OREANDA-NEWS. Today, scientists have managed to measure what no one else has been able to do before. They have experimentally measured the duration of the shortest event in the history of science. It is the passage of an X-ray photon through a hydrogen molecule, which lasted only 247 zeptoseconds.

The new record is several times higher than the previous one set in 2016. Then the researchers measured the time it takes for a photon to knock an electron out of a helium atom (850 zeptoseconds).

There are also faster processes in the Universe, but this is the fastest, the duration of which has ever been determined in an experiment. After it had been recorded, the achievement was described in a scientific article published in the journal Science.
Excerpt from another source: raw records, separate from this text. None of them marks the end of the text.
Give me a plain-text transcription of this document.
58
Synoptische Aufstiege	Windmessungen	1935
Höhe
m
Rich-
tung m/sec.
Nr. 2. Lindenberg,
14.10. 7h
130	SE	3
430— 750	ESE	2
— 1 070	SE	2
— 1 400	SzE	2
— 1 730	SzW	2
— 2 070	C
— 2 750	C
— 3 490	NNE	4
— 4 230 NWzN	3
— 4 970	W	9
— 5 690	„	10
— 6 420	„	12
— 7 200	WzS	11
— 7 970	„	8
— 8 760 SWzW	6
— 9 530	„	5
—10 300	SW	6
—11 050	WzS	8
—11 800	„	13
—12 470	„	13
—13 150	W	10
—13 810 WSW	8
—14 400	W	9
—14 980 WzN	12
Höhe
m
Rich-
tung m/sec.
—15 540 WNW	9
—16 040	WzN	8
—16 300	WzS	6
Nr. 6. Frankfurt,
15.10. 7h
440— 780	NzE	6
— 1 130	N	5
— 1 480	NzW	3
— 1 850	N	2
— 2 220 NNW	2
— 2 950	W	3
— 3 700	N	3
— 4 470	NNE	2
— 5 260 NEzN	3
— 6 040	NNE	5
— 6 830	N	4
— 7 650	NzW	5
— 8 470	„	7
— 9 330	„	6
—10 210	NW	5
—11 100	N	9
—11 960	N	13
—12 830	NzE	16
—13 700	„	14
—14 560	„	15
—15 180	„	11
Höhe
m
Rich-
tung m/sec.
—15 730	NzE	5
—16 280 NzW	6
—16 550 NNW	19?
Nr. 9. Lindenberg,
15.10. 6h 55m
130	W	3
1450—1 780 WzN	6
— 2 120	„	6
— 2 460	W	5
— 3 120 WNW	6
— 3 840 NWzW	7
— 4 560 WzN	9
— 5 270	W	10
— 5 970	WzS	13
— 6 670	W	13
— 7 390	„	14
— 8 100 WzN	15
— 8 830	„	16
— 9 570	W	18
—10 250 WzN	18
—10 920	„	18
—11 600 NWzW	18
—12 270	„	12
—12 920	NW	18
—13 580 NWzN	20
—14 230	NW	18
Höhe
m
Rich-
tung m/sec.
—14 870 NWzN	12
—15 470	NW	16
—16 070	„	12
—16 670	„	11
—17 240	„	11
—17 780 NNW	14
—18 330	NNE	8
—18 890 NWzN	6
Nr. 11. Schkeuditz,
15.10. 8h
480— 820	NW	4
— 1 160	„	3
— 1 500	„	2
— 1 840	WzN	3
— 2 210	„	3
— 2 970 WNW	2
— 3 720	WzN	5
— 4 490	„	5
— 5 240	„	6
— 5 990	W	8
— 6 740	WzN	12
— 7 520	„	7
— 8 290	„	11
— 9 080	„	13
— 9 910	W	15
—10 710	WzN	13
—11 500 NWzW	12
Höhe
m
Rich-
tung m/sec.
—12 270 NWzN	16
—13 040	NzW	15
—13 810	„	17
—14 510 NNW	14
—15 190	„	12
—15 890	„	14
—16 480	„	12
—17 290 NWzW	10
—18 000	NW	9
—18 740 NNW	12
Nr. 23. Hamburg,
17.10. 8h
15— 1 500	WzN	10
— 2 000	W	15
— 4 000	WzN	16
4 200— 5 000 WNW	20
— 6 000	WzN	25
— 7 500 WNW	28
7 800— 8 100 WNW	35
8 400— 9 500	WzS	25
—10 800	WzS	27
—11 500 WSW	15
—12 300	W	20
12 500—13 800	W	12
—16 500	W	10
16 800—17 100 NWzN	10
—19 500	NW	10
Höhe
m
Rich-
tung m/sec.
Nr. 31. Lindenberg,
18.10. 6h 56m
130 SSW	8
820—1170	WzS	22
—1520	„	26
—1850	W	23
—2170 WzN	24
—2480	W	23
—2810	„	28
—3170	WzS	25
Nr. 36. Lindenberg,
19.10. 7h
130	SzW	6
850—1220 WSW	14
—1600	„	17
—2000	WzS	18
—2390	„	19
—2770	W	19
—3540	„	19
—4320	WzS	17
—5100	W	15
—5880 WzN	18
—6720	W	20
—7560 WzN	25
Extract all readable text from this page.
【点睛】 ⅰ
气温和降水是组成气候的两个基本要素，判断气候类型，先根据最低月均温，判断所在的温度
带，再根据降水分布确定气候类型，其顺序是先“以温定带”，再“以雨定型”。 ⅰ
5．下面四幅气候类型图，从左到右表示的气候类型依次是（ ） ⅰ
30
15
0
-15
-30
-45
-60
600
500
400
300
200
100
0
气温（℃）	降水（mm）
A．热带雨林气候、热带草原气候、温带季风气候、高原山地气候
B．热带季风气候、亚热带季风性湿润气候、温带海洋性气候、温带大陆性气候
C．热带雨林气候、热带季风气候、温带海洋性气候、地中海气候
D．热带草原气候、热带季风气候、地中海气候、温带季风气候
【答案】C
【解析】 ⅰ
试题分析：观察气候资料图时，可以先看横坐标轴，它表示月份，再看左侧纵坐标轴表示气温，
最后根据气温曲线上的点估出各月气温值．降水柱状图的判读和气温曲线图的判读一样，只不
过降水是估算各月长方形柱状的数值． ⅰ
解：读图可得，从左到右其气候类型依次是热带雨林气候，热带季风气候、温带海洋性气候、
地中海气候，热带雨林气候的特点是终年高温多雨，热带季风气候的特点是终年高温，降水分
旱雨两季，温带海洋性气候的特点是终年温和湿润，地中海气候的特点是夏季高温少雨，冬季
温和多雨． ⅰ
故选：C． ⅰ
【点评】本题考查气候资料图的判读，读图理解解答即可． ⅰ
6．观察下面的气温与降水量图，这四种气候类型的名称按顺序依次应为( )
One zeptosecond is a negligible unit of time. This is 10-21 (that is, one billionth of one trillionth) of a second. It took just 247 zeptoseconds for a quantum (photon) of X-rays to cross a hydrogen molecule. So it is surprising that physicists were able to measure such a tiny amount of time.

In fact, there are two electrons in the hydrogen molecule H2. Scientists have selected the energy of a quantum so that it knocks out both electrons from the molecule (which is why X-rays were needed, the quanta of which have a sufficiently high energy). First, one electron left the molecule, then another. Between these events passed 247 zeptoseconds, which took a photon to get from one electron to another.